There are important nonneural cells in the retina. Müller cells, a kind of astrocyte, have important structural and metabolic functions. Their nuclei are located in the inner nuclear layer, and their processes stretch vertically across most of the retina (Figure 7–6). The other nonneural element associated with the retina, the pigment epithelium, is external to the photoreceptor layer (Figure 7–5A) and serves metabolic and phagocytic roles. For example, cells in the pigment epithelium help remove rod outer segment disks that are discarded as part of a normal renewal process. Because the retina does not tightly adhere to the pigment epithelium, it can become detached following a blow to the head or eye. This results in a partially detached retina and loss of vision in the detached portion.

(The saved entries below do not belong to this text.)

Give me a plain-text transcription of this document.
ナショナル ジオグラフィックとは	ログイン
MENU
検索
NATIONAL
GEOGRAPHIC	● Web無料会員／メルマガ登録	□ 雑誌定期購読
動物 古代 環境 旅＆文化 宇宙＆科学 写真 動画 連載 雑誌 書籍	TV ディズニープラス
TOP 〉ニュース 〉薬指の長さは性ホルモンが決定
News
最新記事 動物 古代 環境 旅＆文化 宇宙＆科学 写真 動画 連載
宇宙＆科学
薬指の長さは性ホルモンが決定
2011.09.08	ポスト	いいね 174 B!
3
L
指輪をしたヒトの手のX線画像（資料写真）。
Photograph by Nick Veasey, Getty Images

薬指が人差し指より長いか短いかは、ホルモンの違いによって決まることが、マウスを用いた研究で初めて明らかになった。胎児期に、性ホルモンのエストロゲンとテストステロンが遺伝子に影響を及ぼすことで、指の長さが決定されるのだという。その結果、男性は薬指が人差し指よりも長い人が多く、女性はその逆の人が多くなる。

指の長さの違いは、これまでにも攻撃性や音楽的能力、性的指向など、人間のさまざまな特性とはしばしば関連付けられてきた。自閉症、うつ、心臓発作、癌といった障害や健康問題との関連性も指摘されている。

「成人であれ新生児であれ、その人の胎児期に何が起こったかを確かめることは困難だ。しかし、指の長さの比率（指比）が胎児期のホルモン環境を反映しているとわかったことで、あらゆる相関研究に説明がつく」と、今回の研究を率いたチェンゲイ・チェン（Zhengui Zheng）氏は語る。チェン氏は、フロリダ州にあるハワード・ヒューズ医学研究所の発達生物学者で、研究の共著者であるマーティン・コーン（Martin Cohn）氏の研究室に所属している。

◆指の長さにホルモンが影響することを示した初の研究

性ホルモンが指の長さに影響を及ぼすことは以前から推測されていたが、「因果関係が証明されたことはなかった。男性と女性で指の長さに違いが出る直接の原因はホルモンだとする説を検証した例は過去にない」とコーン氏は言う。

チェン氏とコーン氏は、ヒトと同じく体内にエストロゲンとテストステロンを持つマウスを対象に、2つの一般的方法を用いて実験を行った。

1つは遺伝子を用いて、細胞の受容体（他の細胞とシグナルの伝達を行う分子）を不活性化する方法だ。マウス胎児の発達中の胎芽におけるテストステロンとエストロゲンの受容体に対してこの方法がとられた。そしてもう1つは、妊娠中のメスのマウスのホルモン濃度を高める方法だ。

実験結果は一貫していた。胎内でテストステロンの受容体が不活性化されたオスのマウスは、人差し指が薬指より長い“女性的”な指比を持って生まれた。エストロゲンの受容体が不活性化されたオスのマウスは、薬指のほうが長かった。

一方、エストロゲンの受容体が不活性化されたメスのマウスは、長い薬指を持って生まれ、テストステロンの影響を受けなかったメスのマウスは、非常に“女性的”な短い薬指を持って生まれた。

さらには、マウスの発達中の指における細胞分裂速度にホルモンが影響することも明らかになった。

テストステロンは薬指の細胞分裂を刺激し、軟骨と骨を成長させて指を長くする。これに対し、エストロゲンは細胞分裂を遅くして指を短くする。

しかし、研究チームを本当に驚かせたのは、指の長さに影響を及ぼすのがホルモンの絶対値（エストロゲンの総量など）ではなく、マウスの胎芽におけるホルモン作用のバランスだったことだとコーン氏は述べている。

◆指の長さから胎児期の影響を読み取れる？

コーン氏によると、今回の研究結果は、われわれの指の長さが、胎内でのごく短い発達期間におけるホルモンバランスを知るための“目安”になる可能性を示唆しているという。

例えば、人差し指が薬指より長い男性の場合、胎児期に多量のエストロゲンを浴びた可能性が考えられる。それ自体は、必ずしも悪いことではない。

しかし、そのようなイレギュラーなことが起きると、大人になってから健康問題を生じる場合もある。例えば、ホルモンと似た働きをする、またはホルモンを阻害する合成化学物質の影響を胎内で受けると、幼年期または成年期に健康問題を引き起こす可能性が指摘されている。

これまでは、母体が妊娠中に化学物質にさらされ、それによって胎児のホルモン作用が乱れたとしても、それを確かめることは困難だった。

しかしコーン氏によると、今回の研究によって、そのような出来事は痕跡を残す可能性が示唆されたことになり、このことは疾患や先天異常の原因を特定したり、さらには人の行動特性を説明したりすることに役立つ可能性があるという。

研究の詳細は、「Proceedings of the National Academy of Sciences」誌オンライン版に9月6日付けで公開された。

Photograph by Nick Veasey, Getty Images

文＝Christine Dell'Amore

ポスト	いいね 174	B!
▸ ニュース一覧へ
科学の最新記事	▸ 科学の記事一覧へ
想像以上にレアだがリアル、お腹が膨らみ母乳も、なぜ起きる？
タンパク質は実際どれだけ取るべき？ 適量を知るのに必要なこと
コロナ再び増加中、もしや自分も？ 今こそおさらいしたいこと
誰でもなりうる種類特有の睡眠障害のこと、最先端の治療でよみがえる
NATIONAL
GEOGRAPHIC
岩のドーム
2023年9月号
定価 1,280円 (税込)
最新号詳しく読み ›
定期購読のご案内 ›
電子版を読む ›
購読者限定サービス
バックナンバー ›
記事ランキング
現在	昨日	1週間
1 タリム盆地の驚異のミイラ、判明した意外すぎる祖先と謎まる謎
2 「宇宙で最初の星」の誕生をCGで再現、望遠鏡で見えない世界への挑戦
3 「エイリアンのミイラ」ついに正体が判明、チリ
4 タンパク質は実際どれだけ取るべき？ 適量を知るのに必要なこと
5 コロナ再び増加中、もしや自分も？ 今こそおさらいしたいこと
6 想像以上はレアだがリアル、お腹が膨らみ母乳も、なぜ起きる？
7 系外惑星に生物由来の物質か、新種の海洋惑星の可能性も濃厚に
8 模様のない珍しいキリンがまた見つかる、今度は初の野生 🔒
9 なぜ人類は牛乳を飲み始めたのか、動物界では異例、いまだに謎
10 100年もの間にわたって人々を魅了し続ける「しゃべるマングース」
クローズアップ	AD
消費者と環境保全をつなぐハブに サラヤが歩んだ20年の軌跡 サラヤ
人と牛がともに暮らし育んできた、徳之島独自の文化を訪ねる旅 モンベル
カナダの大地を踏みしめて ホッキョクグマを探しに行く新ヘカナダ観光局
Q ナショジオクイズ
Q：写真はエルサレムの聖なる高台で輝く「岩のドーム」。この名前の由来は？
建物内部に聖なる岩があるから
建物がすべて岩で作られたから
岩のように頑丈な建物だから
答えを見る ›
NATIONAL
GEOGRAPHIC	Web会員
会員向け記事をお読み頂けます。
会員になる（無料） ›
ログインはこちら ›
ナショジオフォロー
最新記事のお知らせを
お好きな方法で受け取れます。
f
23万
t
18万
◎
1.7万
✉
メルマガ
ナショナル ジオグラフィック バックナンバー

The circulation of the retina has a dual organization. The arterial supply of the inner retina is provided by branches of the ophthalmic artery, which is a branch of the internal carotid. The outer retina is devoid of blood vessels. Its nourishment derives from arteries in the choroid, the layer of ocular tissue between the inner retina and the outer sclera. This may be why the photoreceptors are in the outer retina.

Each Optic Nerve Contains All of the Axons of Ganglion Cells in the Ipsilateral Retina

The optic nerve is cranial nerve II, but it is actually a central nervous system pathway rather than a peripheral nerve. This is because the retina develops from a displaced portion of the diencephalon, rather than from neural crest cell, as primary somatic sensory neurons. The optic nerves from both eyes converge at the optic chiasm (Figure 7–8). The axons of ganglion cells of each nasal hemiretina decussate in the optic chiasm and enter the contralateral optic tract, whereas those of each temporal hemiretina remain on the same side and enter the ipsilateral optic tract (Figure 7–8). Thus, each optic tract contains axons from the contralateral nasal hemiretina and the ipsilateral temporal hemiretina (Figure 7–8). Despite the incomplete decussation of the optic nerves in the chiasm, there is a complete crossover of visual information: Visual stimuli from one half of the visual field are processed within the contralateral thalamus, cerebral cortex, and midbrain.